What will Mary say? Will she say, “No, he’s much too good for me, too rich for my blood”? Or will she say, “Oh, I couldn’t possibly hurt Joseph”? Or even, “To tell you the truth, Gabriel, I was waiting for another god to ask me out”?
Is this too ludicrous to imagine? This is not some shy, uncertain eighth grade boy. This is God, after all, the Lord of heaven and earth. And isn’t God, by Mary’s own confession, the one who brings down the mighty from their thrones and lifts up the lowly, fills the hungry with good things and sends the rich away empty? If God has his way with the rich and powerful, how much more could God have Mary for the taking?
But that is not God’s way. If God were to force Mary into compliance, it would render Mary’s act of faith meaningless. If God were to overpower her into a relationship, it would make it impossible for her to love God.
So, in risk and in freedom, God offers favor to Mary. And, in freedom and in risk, Mary says, “Yes. I am God’s servant. Let it be to me as God wills.”
After Gabriel departs, Mary makes a quick trip to see her relative, Elizabeth. When Elizabeth sees Mary, the baby in her womb leaps for joy. Elizabeth too is filled with joy, both for her own child, and for Mary’s. Elizabeth says, “You are indeed blessed, for you accepted what God told you.”
And Mary says, “My soul magnifies the Lord; my spirit rejoices in God my Savior. For he has looked with favor on the lowliness of his servant.”
Why does God look with favor on lowliness? Why doesn’t God work through the rich and powerful? Couldn’t God get a lot more done that way?
I think God doesn’t choose the rich and powerful because they are so difficult to work with. The rich and the powerful are more likely to say, “Gabe, I’d love to work with you but I’ve got two or three real big projects going right now, and I just can’t take on anything else. Get back to me next year.” They are more likely to say, “I’m going to have to check with my financial advisers, because my money is all tied up in investments up right now.” They are more likely to say, “I don’t know where you come from or who sent you here, Gabriel, but I am nobody’s servant.”
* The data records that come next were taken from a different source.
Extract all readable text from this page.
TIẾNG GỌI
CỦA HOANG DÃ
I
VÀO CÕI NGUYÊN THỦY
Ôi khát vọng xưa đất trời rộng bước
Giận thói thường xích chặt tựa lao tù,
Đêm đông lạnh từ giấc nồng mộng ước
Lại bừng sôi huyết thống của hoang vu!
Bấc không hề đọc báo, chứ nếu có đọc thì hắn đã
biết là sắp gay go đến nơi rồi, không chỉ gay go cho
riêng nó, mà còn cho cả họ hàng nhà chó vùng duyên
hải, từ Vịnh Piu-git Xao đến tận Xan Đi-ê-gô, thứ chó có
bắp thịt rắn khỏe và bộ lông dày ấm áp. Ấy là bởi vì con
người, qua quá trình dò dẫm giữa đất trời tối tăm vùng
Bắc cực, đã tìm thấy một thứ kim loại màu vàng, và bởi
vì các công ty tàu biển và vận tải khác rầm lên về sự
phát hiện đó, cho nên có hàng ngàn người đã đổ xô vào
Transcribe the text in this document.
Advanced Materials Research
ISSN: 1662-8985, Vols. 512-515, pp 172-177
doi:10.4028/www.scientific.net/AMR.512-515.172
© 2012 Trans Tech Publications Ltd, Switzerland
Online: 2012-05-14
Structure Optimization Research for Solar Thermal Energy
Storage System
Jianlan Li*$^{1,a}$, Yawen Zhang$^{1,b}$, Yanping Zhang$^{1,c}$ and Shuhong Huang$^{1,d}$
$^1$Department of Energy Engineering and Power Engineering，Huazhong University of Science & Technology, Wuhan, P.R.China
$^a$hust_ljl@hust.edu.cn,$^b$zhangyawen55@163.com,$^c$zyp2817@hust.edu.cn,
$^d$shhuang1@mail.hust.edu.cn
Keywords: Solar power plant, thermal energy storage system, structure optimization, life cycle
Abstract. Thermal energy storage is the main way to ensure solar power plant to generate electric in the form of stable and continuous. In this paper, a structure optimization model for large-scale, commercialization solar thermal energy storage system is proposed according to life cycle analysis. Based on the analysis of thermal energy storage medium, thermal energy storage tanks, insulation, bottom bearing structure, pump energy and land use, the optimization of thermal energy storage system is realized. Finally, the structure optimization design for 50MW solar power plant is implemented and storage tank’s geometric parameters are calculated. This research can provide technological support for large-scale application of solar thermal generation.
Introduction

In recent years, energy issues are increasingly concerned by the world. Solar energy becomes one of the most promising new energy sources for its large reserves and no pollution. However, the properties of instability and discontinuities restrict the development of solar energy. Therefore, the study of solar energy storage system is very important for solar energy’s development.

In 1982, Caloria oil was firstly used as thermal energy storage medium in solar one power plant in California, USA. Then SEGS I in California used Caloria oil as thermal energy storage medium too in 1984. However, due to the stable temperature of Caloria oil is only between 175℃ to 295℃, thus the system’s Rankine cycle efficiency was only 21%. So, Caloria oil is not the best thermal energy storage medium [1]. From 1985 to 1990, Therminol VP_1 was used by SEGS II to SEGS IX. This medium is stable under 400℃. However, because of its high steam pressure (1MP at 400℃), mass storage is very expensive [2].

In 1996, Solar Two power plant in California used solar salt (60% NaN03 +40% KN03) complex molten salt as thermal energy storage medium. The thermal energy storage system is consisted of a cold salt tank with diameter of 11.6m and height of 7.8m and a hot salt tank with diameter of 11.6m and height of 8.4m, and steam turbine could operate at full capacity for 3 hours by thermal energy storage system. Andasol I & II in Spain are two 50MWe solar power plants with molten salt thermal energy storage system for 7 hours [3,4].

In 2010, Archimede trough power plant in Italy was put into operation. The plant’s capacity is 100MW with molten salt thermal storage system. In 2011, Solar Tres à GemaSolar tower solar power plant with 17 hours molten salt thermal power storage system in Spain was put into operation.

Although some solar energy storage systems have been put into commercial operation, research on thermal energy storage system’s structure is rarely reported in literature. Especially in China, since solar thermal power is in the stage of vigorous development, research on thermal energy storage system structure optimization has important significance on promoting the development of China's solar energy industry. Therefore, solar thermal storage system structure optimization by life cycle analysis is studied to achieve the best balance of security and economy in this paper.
God doesn’t choose the proud, the powerful, or the rich. God scatters the proud. God pulls down the powerful. God empties the rich. And God looks with favor on lowliness.
So, if you can imagine that God may have approached Mary in this way, if you can imagine that God opened himself to disappointment, if you can imagine that God gave Mary the power and the freedom to say, “No,” then perhaps you can imagine something else.
Perhaps you can imagine that God has looked with favor on your own lowliness. God has looked with favor on you, not because of your deeds or your strengths or your position in life, but because of your lowliness – your weaknesses, your mistakes, your failures, whatever has humbled you. And because of your lowliness, God has come to you. God has come to you in freedom. God has come to you in openness. God has come to you in risk and vulnerability, because God will not force anything upon you. God comes to you and makes a promise – Christ will be born in you.
This Christmas, may you have the courage, the willingness and the faith to say, “Let it be to me according to your word.”